Some days I feel like a half renovated house - I look a lot worse than when I started, and the end is not in sight, the contractors are late and more expensive than I thought, but my foundations are pretty good now. Not to beat a simile to death or anything, but ... yes I think therapy is more self aware, more adaptive, more compassionate, than many give it credit for. The trick is to stick it out. I have wanted to flee that fucking room more times than I can count, but I stay, and weep, and rip those scabs off again and again. Sometimes it seems pointless, sometimes imperative, but if I look back three years ago and then look into the here and now - there is no question it's been worth it.
I think the key to useful therapy is trust. I am seeing a phychologist these days and the single biggest reason that the sessions are effective is that I trust her in ways that I did not trust the others. Because I trust her, I am willing to go into the hard places and really look at what is there. Painful? Yes. Worth it? YES.
You are right, Jeffrey, she is not rigidly orthodox. That helps a lot.
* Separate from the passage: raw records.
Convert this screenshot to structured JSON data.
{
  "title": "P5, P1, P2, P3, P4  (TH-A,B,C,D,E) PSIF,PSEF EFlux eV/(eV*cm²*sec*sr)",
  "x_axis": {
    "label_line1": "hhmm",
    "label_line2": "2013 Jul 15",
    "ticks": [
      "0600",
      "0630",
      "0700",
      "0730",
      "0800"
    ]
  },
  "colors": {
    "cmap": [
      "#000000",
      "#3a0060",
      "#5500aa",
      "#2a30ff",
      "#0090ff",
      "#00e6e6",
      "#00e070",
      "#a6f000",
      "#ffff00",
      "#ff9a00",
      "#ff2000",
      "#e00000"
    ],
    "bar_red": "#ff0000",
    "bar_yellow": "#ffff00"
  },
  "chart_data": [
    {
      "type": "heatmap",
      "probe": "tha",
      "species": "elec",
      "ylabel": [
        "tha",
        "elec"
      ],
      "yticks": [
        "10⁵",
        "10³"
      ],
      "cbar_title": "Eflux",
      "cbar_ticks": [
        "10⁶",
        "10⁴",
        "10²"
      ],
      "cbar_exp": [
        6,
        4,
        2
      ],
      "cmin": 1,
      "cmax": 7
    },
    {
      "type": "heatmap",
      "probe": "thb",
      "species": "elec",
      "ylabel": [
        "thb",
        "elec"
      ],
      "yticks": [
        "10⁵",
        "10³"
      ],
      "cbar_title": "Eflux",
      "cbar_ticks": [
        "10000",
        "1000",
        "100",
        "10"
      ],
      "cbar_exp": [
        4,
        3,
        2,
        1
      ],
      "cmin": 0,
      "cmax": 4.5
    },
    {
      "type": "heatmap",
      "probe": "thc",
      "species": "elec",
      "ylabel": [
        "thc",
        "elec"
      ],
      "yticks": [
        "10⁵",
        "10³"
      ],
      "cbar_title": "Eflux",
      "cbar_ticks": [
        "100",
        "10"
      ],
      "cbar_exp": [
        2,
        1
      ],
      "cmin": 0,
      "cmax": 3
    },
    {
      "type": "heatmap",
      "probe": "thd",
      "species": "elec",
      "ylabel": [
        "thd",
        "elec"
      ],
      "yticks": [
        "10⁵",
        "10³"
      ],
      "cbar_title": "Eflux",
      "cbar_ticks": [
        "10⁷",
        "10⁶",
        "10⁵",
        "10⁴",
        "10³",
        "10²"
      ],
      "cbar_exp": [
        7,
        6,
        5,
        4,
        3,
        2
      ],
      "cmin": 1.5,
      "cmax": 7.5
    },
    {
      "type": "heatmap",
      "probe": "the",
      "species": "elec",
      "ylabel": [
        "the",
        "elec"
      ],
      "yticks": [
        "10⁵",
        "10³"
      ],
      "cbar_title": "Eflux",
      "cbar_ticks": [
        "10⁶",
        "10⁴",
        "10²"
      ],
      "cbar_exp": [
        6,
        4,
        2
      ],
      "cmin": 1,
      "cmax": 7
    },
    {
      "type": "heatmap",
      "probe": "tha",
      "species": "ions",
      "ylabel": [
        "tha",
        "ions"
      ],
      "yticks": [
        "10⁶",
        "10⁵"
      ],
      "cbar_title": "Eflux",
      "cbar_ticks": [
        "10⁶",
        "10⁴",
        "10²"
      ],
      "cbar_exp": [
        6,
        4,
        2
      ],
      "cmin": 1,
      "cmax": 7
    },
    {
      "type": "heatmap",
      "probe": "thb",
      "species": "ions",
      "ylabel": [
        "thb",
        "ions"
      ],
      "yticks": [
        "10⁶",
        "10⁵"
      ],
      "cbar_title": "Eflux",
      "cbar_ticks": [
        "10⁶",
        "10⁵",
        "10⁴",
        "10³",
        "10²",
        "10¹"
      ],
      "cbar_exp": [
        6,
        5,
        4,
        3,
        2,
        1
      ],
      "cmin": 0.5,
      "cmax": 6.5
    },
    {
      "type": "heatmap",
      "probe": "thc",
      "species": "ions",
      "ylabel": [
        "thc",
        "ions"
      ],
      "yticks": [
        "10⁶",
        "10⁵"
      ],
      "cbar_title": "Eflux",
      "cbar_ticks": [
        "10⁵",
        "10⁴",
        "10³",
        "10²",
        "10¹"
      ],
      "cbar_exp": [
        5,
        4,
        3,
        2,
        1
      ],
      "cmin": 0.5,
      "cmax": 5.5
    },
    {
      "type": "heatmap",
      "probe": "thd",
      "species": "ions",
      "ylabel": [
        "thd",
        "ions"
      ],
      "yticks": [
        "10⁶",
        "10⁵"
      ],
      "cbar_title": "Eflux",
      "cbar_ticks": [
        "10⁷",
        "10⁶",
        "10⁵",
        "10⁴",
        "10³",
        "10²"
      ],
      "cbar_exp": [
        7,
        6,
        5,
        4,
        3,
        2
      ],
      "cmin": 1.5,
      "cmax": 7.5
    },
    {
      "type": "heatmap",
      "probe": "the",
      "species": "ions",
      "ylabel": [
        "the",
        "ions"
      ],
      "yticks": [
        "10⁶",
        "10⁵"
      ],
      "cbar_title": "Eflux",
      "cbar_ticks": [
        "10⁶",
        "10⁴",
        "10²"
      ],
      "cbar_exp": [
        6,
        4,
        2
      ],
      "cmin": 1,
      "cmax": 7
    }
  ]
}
Any theory of human behavior that can be written down coherently is automatically suspect.
And NathalieC thanks for creating this site.
i have just terminated with a therapist. one day later i collapsed in a suicidal depression. all along i had heard many of her comments and tried to challenge her in the hope of working through the problem but she would not see my points. i don't know why but i stayed on. i can't write anymore it is too upsetting. i have an appointment with a psychiatrist in a few days and i dread having to tell my story because i feel like a complete fool and awful person. i wish i had been more careful and researched therapy. i am clinging to life at the moment becaue every day i wake up and think oh, my god, what have i done? what did i listen to? why did i beleive her? these were the first three years of my son's life and half of it was spent obsessed and getting no help. how do people become like this. what kind of world do we live in?